The moment I walk into the still nearly empty ballroom at the Hotel Saga it's clear tonight's a different animal than what I thought was a decent well-attended performance Thursday by the Rodriguez Brothers Latin Jazz Quintet. For starters, there are name tags and elaborate place settings at the tables. I'm going to be writing, not eating, so I don't bother looking for mine and drop my gear on one of the overflow seats - something else not there the night before.
A crowd of maybe 500 people - roughly triple Thursday's - packs the room during the next hour and there's some noticeable differences there as well. The first two days featured audiences largely uninterested in diversions like food and conversation; tonight nearly everyone is dining and many are dressed up for the occasion, save a number of casually outfitted folks who appear to be obvious imports participating in the package tour.
Bass Encounters, featuring acoustic bassists Arni Egilsson (left), Niels Henning Orsted (center) and Wayne Darling play one of the featured concerts at the Hotel Saga during the 2004 Reykjavik Jazz Festival.
What they get is one of the better and intriguing performances of the festival so far by Bass Encounters, consisting of three upright acoustic bassists backed by a piano/drums combo. Their mix of compositions, tonal collaborations and individual solo styles makes nearly every song feel fresh even when the playing isn't top end.
That a diverse mix is in store is readily apparent from the opening two originals by Arni Egilsson, who writes much of the group's material. "Basses Three-Oh" alternates a swing/walking bass and a simple melodic hook, while the following "Whoppie Do, Whoppie Don't" is a get-down funk/fusion jam to a world beat percussion backing. Coming from a group of players somewhat older than many of the youthful contemporary mainstream ensembles featured at the festival, it's both a refreshing and instructive tour of old and new genres.
"I don't want the double bass to die out," says Wayne Darling, who teaches in Vienna and has formed numerous ensembles featuring acclaimed bassists, between sets. "Put it this way - it was never the first instrument a kid would choose."
He says the modernist playing is targeted at audiences, but he also tries injecting a more instructive approach to his songs and teachings when possible.

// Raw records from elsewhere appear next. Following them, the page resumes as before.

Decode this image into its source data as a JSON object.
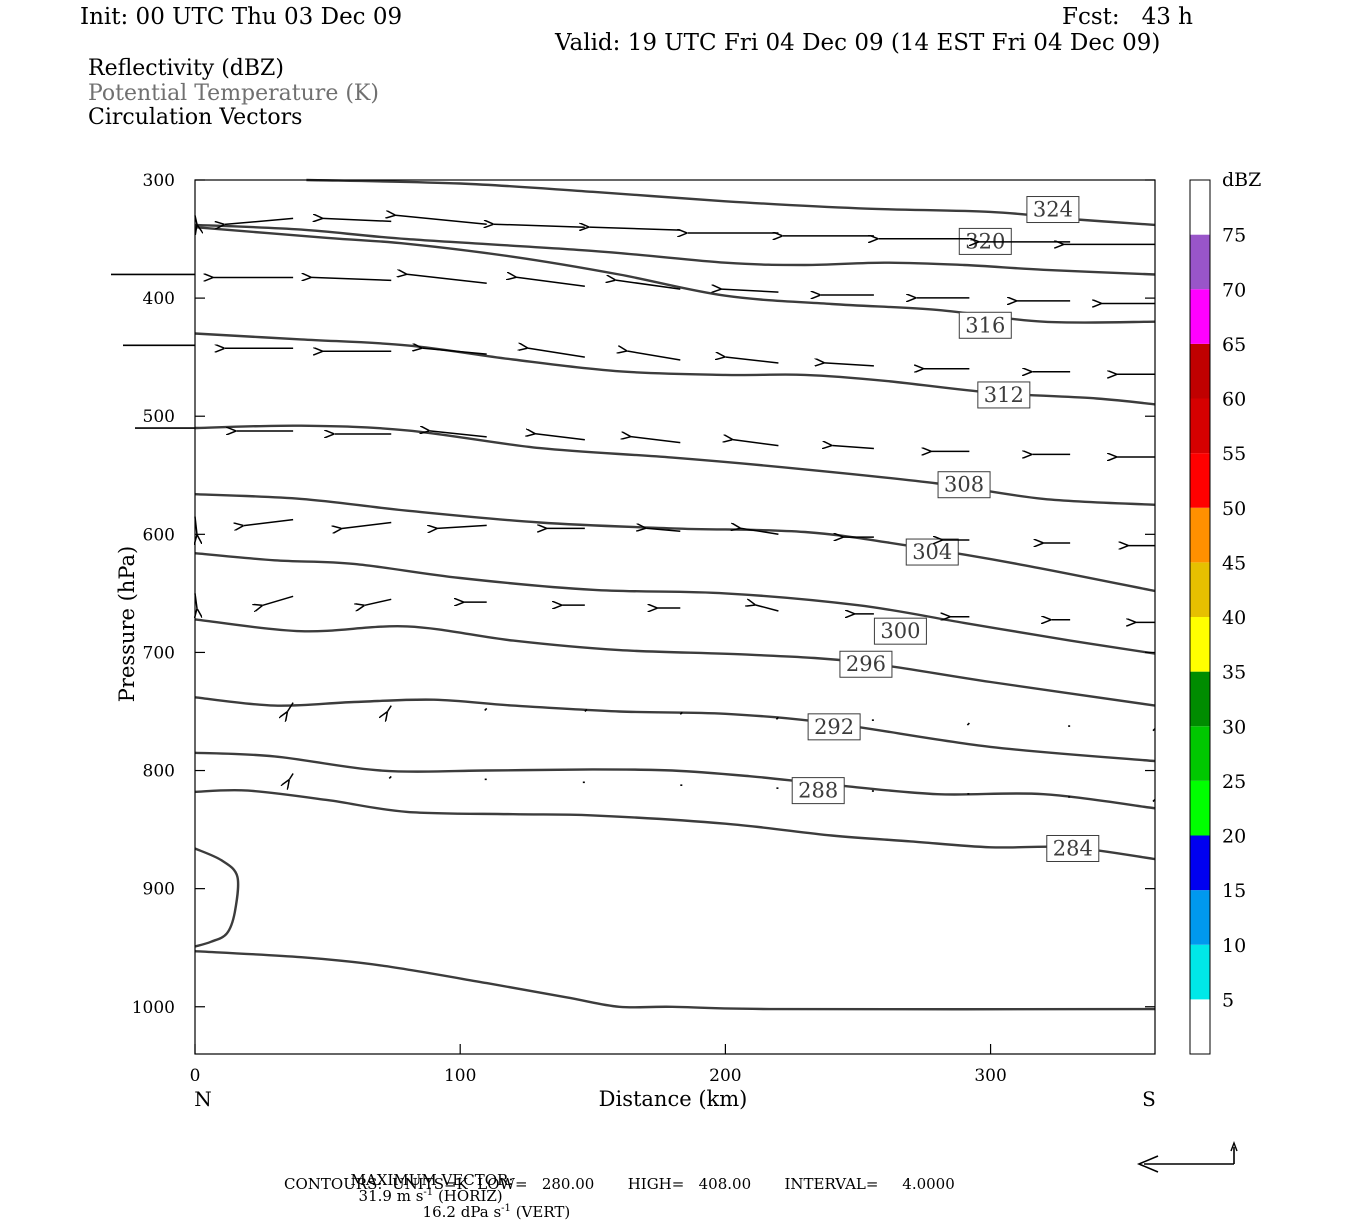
{
  "header": {
    "init": "Init: 00 UTC Thu 03 Dec 09",
    "fcst": "Fcst:   43 h",
    "valid": "Valid: 19 UTC Fri 04 Dec 09 (14 EST Fri 04 Dec 09)",
    "field1": "Reflectivity (dBZ)",
    "field2": "Potential Temperature (K)",
    "field3": "Circulation Vectors"
  },
  "footer": {
    "max_label": "MAXIMUM VECTOR:",
    "max_horiz": "31.9 m s",
    "max_horiz_unit": "(HORIZ)",
    "max_vert": "16.2 dPa s",
    "max_vert_unit": "(VERT)",
    "exponent": "-1",
    "contours": "CONTOURS:  UNITS=K  LOW=   280.00       HIGH=   408.00       INTERVAL=     4.0000"
  },
  "chart_data": {
    "type": "cross-section",
    "xlabel": "Distance (km)",
    "ylabel": "Pressure (hPa)",
    "xlim": [
      0,
      362
    ],
    "ylim": [
      1040,
      300
    ],
    "x_ticks": [
      0,
      100,
      200,
      300
    ],
    "y_ticks": [
      300,
      400,
      500,
      600,
      700,
      800,
      900,
      1000
    ],
    "left_end_label": "N",
    "right_end_label": "S",
    "colorbar": {
      "title": "dBZ",
      "levels": [
        5,
        10,
        15,
        20,
        25,
        30,
        35,
        40,
        45,
        50,
        55,
        60,
        65,
        70,
        75
      ],
      "colors": [
        "#ffffff",
        "#00e8e8",
        "#0099ee",
        "#0000f0",
        "#00ff00",
        "#00c800",
        "#008c00",
        "#ffff00",
        "#e6c000",
        "#ff9000",
        "#ff0000",
        "#d60000",
        "#c00000",
        "#ff00ff",
        "#9955c9",
        "#ffffff"
      ]
    },
    "theta_contours": [
      {
        "value": 324,
        "points": [
          [
            42,
            300
          ],
          [
            100,
            303
          ],
          [
            150,
            310
          ],
          [
            200,
            318
          ],
          [
            250,
            324
          ],
          [
            300,
            327
          ],
          [
            330,
            333
          ],
          [
            362,
            338
          ]
        ],
        "label_at": [
          323.5,
          325
        ]
      },
      {
        "value": 320,
        "points": [
          [
            0,
            338
          ],
          [
            40,
            342
          ],
          [
            80,
            350
          ],
          [
            150,
            360
          ],
          [
            200,
            370
          ],
          [
            230,
            372
          ],
          [
            260,
            370
          ],
          [
            290,
            372
          ],
          [
            320,
            376
          ],
          [
            362,
            380
          ]
        ],
        "label_at": [
          298,
          352
        ]
      },
      {
        "value": 316,
        "points": [
          [
            0,
            340
          ],
          [
            50,
            349
          ],
          [
            80,
            354
          ],
          [
            120,
            365
          ],
          [
            160,
            380
          ],
          [
            200,
            398
          ],
          [
            240,
            405
          ],
          [
            280,
            410
          ],
          [
            320,
            420
          ],
          [
            362,
            420
          ]
        ],
        "label_at": [
          298,
          423
        ]
      },
      {
        "value": 312,
        "points": [
          [
            0,
            430
          ],
          [
            40,
            435
          ],
          [
            80,
            440
          ],
          [
            120,
            452
          ],
          [
            160,
            462
          ],
          [
            200,
            465
          ],
          [
            230,
            465
          ],
          [
            260,
            470
          ],
          [
            300,
            480
          ],
          [
            340,
            485
          ],
          [
            362,
            490
          ]
        ],
        "label_at": [
          305,
          482
        ]
      },
      {
        "value": 308,
        "points": [
          [
            0,
            510
          ],
          [
            40,
            508
          ],
          [
            80,
            512
          ],
          [
            130,
            527
          ],
          [
            180,
            535
          ],
          [
            230,
            545
          ],
          [
            280,
            557
          ],
          [
            320,
            570
          ],
          [
            362,
            575
          ]
        ],
        "label_at": [
          290,
          558
        ]
      },
      {
        "value": 304,
        "points": [
          [
            0,
            566
          ],
          [
            40,
            570
          ],
          [
            80,
            580
          ],
          [
            130,
            590
          ],
          [
            180,
            595
          ],
          [
            230,
            598
          ],
          [
            270,
            610
          ],
          [
            310,
            625
          ],
          [
            362,
            648
          ]
        ],
        "label_at": [
          278,
          615
        ]
      },
      {
        "value": 300,
        "points": [
          [
            0,
            616
          ],
          [
            30,
            622
          ],
          [
            60,
            625
          ],
          [
            100,
            637
          ],
          [
            150,
            647
          ],
          [
            200,
            650
          ],
          [
            250,
            660
          ],
          [
            290,
            675
          ],
          [
            330,
            690
          ],
          [
            362,
            701
          ]
        ],
        "label_at": [
          266,
          682
        ]
      },
      {
        "value": 296,
        "points": [
          [
            0,
            672
          ],
          [
            40,
            682
          ],
          [
            80,
            678
          ],
          [
            120,
            690
          ],
          [
            160,
            698
          ],
          [
            210,
            702
          ],
          [
            250,
            708
          ],
          [
            300,
            725
          ],
          [
            362,
            745
          ]
        ],
        "label_at": [
          253,
          710
        ]
      },
      {
        "value": 292,
        "points": [
          [
            0,
            738
          ],
          [
            30,
            745
          ],
          [
            60,
            742
          ],
          [
            90,
            740
          ],
          [
            120,
            745
          ],
          [
            160,
            750
          ],
          [
            200,
            752
          ],
          [
            240,
            760
          ],
          [
            300,
            780
          ],
          [
            362,
            792
          ]
        ],
        "label_at": [
          241,
          763
        ]
      },
      {
        "value": 288,
        "points": [
          [
            0,
            785
          ],
          [
            30,
            788
          ],
          [
            70,
            800
          ],
          [
            110,
            800
          ],
          [
            150,
            799
          ],
          [
            180,
            800
          ],
          [
            210,
            805
          ],
          [
            240,
            812
          ],
          [
            280,
            820
          ],
          [
            320,
            820
          ],
          [
            362,
            832
          ]
        ],
        "label_at": [
          235,
          817
        ]
      },
      {
        "value": 284,
        "points": [
          [
            0,
            818
          ],
          [
            20,
            817
          ],
          [
            50,
            825
          ],
          [
            80,
            835
          ],
          [
            120,
            837
          ],
          [
            150,
            838
          ],
          [
            200,
            845
          ],
          [
            240,
            855
          ],
          [
            270,
            860
          ],
          [
            300,
            865
          ],
          [
            330,
            865
          ],
          [
            362,
            875
          ]
        ],
        "label_at": [
          331,
          866
        ]
      },
      {
        "value": 0,
        "points": [
          [
            0,
            953
          ],
          [
            40,
            958
          ],
          [
            70,
            965
          ],
          [
            110,
            980
          ],
          [
            140,
            992
          ],
          [
            160,
            1000
          ],
          [
            180,
            1000
          ],
          [
            220,
            1002
          ],
          [
            362,
            1002
          ]
        ],
        "label_at": null
      },
      {
        "value": 0,
        "points": [
          [
            0,
            866
          ],
          [
            10,
            876
          ],
          [
            16,
            890
          ],
          [
            15,
            920
          ],
          [
            12,
            938
          ],
          [
            6,
            945
          ],
          [
            0,
            949
          ]
        ],
        "label_at": null
      }
    ],
    "vectors_rows": [
      {
        "p": 330,
        "xs": [
          0,
          37,
          74,
          110,
          147,
          183,
          220,
          256,
          292,
          330,
          362
        ],
        "u": [
          -60,
          -36,
          -36,
          -48,
          -48,
          -48,
          -48,
          -48,
          -48,
          -48,
          -48
        ],
        "w": [
          3,
          2,
          -1,
          -3,
          -1,
          -1,
          0,
          0,
          0,
          0,
          0
        ]
      },
      {
        "p": 380,
        "xs": [
          0,
          37,
          74,
          110,
          147,
          183,
          220,
          256,
          292,
          330,
          362
        ],
        "u": [
          -42,
          -42,
          -42,
          -42,
          -36,
          -34,
          -30,
          -28,
          -28,
          -28,
          -28
        ],
        "w": [
          0,
          0,
          -1,
          -3,
          -3,
          -3,
          -1,
          0,
          0,
          0,
          0
        ]
      },
      {
        "p": 440,
        "xs": [
          0,
          37,
          74,
          110,
          147,
          183,
          220,
          256,
          292,
          330,
          362
        ],
        "u": [
          -36,
          -36,
          -36,
          -34,
          -30,
          -28,
          -28,
          -26,
          -24,
          -20,
          -20
        ],
        "w": [
          0,
          0,
          0,
          -2,
          -3,
          -3,
          -2,
          -1,
          0,
          0,
          0
        ]
      },
      {
        "p": 510,
        "xs": [
          0,
          37,
          74,
          110,
          147,
          183,
          220,
          256,
          292,
          330,
          362
        ],
        "u": [
          -30,
          -30,
          -30,
          -30,
          -26,
          -26,
          -24,
          -22,
          -20,
          -20,
          -20
        ],
        "w": [
          0,
          0,
          0,
          -2,
          -2,
          -2,
          -2,
          -1,
          0,
          0,
          0
        ]
      },
      {
        "p": 585,
        "xs": [
          0,
          37,
          74,
          110,
          147,
          183,
          220,
          256,
          292,
          330,
          362
        ],
        "u": [
          -26,
          -26,
          -26,
          -26,
          -20,
          -18,
          -20,
          -16,
          -14,
          -14,
          -14
        ],
        "w": [
          6,
          2,
          2,
          1,
          0,
          -1,
          -2,
          0,
          0,
          0,
          0
        ]
      },
      {
        "p": 650,
        "xs": [
          0,
          37,
          74,
          110,
          147,
          183,
          220,
          256,
          292,
          330,
          362
        ],
        "u": [
          -18,
          -16,
          -14,
          -12,
          -12,
          -12,
          -12,
          -10,
          -10,
          -10,
          -10
        ],
        "w": [
          5,
          3,
          2,
          0,
          0,
          0,
          -2,
          0,
          0,
          0,
          0
        ]
      },
      {
        "p": 740,
        "xs": [
          37,
          74,
          110,
          147,
          183,
          220,
          256,
          292,
          330,
          362
        ],
        "u": [
          -3,
          -2,
          -1,
          1,
          1,
          -1,
          -1,
          -1,
          -1,
          -1
        ],
        "w": [
          3,
          2,
          1,
          -1,
          -1,
          1,
          0,
          1,
          0,
          1
        ]
      },
      {
        "p": 800,
        "xs": [
          37,
          74,
          110,
          147,
          183,
          220,
          256,
          292,
          330,
          362
        ],
        "u": [
          -2,
          -1,
          0,
          0,
          1,
          -1,
          -1,
          -1,
          -1,
          -1
        ],
        "w": [
          2,
          1,
          0,
          0,
          0,
          0,
          0,
          0,
          0,
          1
        ]
      }
    ]
  }
}
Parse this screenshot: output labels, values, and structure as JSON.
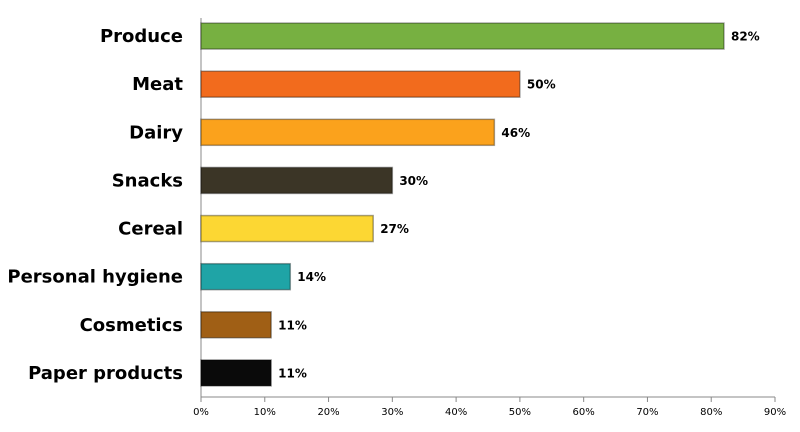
{
  "chart_data": {
    "type": "bar",
    "orientation": "horizontal",
    "categories": [
      "Produce",
      "Meat",
      "Dairy",
      "Snacks",
      "Cereal",
      "Personal hygiene",
      "Cosmetics",
      "Paper products"
    ],
    "values": [
      82,
      50,
      46,
      30,
      27,
      14,
      11,
      11
    ],
    "value_labels": [
      "82%",
      "50%",
      "46%",
      "30%",
      "27%",
      "14%",
      "11%",
      "11%"
    ],
    "colors": [
      "#77b041",
      "#f26b1d",
      "#fba21c",
      "#3b3526",
      "#fcd733",
      "#1fa4a6",
      "#a05f15",
      "#0a0a0a"
    ],
    "xlim": [
      0,
      90
    ],
    "xticks": [
      {
        "value": 0,
        "label": "0%"
      },
      {
        "value": 10,
        "label": "10%"
      },
      {
        "value": 20,
        "label": "20%"
      },
      {
        "value": 30,
        "label": "30%"
      },
      {
        "value": 40,
        "label": "40%"
      },
      {
        "value": 50,
        "label": "50%"
      },
      {
        "value": 60,
        "label": "60%"
      },
      {
        "value": 70,
        "label": "70%"
      },
      {
        "value": 80,
        "label": "80%"
      },
      {
        "value": 90,
        "label": "90%"
      }
    ]
  }
}
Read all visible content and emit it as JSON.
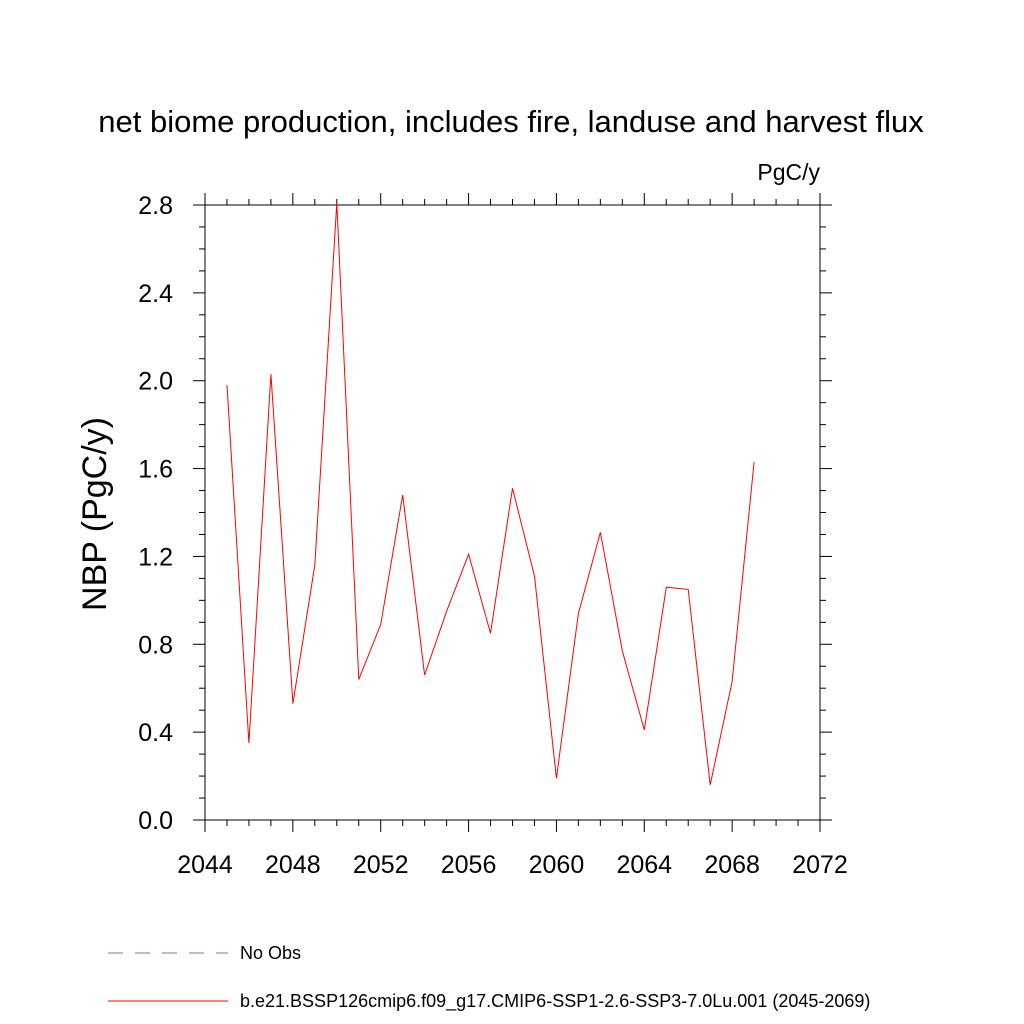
{
  "chart_data": {
    "type": "line",
    "title": "net biome production, includes fire, landuse and harvest flux",
    "units": "PgC/y",
    "xlabel": "",
    "ylabel": "NBP  (PgC/y)",
    "xlim": [
      2044,
      2072
    ],
    "ylim": [
      0.0,
      2.8
    ],
    "x_ticks": [
      "2044",
      "2048",
      "2052",
      "2056",
      "2060",
      "2064",
      "2068",
      "2072"
    ],
    "y_ticks": [
      "0.0",
      "0.4",
      "0.8",
      "1.2",
      "1.6",
      "2.0",
      "2.4",
      "2.8"
    ],
    "grid": false,
    "series": [
      {
        "name": "b.e21.BSSP126cmip6.f09_g17.CMIP6-SSP1-2.6-SSP3-7.0Lu.001 (2045-2069)",
        "color": "#ff0000",
        "x": [
          2045,
          2046,
          2047,
          2048,
          2049,
          2050,
          2051,
          2052,
          2053,
          2054,
          2055,
          2056,
          2057,
          2058,
          2059,
          2060,
          2061,
          2062,
          2063,
          2064,
          2065,
          2066,
          2067,
          2068,
          2069
        ],
        "y": [
          1.98,
          0.35,
          2.03,
          0.53,
          1.16,
          2.81,
          0.64,
          0.89,
          1.48,
          0.66,
          0.95,
          1.21,
          0.85,
          1.51,
          1.11,
          0.19,
          0.94,
          1.31,
          0.77,
          0.41,
          1.06,
          1.05,
          0.16,
          0.63,
          1.63
        ]
      }
    ],
    "legend": [
      {
        "label": "No Obs",
        "color": "#7b6fb5",
        "style": "dashed"
      },
      {
        "label": "b.e21.BSSP126cmip6.f09_g17.CMIP6-SSP1-2.6-SSP3-7.0Lu.001 (2045-2069)",
        "color": "#ff0000",
        "style": "solid"
      }
    ],
    "legend_position": "bottom"
  }
}
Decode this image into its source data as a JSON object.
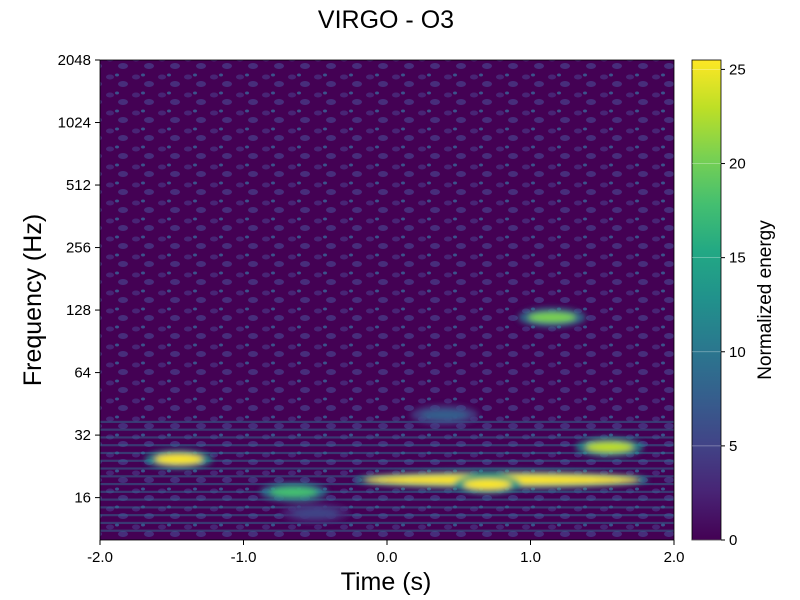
{
  "chart_data": {
    "type": "heatmap",
    "title": "VIRGO - O3",
    "xlabel": "Time (s)",
    "ylabel": "Frequency (Hz)",
    "xlim": [
      -2.0,
      2.0
    ],
    "ylim": [
      10,
      2048
    ],
    "yscale": "log2",
    "x_ticks": [
      {
        "value": -2.0,
        "label": "-2.0"
      },
      {
        "value": -1.0,
        "label": "-1.0"
      },
      {
        "value": 0.0,
        "label": "0.0"
      },
      {
        "value": 1.0,
        "label": "1.0"
      },
      {
        "value": 2.0,
        "label": "2.0"
      }
    ],
    "y_ticks": [
      {
        "value": 16,
        "label": "16"
      },
      {
        "value": 32,
        "label": "32"
      },
      {
        "value": 64,
        "label": "64"
      },
      {
        "value": 128,
        "label": "128"
      },
      {
        "value": 256,
        "label": "256"
      },
      {
        "value": 512,
        "label": "512"
      },
      {
        "value": 1024,
        "label": "1024"
      },
      {
        "value": 2048,
        "label": "2048"
      }
    ],
    "colorbar": {
      "label": "Normalized energy",
      "colormap": "viridis",
      "range": [
        0,
        25.5
      ],
      "ticks": [
        {
          "value": 0,
          "label": "0"
        },
        {
          "value": 5,
          "label": "5"
        },
        {
          "value": 10,
          "label": "10"
        },
        {
          "value": 15,
          "label": "15"
        },
        {
          "value": 20,
          "label": "20"
        },
        {
          "value": 25,
          "label": "25"
        }
      ]
    },
    "hotspots": [
      {
        "t": 0.0,
        "t_end": 1.6,
        "freq": 19.5,
        "energy": 25
      },
      {
        "t": 0.7,
        "t_end": 0.7,
        "freq": 18.5,
        "energy": 25
      },
      {
        "t": -1.45,
        "t_end": -1.45,
        "freq": 24.5,
        "energy": 25
      },
      {
        "t": -0.65,
        "t_end": -0.65,
        "freq": 17,
        "energy": 17
      },
      {
        "t": 1.15,
        "t_end": 1.15,
        "freq": 118,
        "energy": 20
      },
      {
        "t": 1.55,
        "t_end": 1.55,
        "freq": 28,
        "energy": 22
      },
      {
        "t": 0.4,
        "t_end": 0.4,
        "freq": 40,
        "energy": 6
      },
      {
        "t": -0.5,
        "t_end": -0.5,
        "freq": 13.5,
        "energy": 5
      }
    ],
    "grid": false
  }
}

Harmonizing among the trio, either with or without one playing a lead line, offers a variety of distinct canvases and each has their own soloing style which, at the risk of generalizing a bit, stays pretty consistent. Niels Henning Orsted plays clean, well-spaced and easily accessible phrases; Egilsson's pacing is similar, although his runs tend to be more varied and require more attention to follow; Darling is the rapid-fire guy who lays down the most notes, but is always going places those paying attention can follow.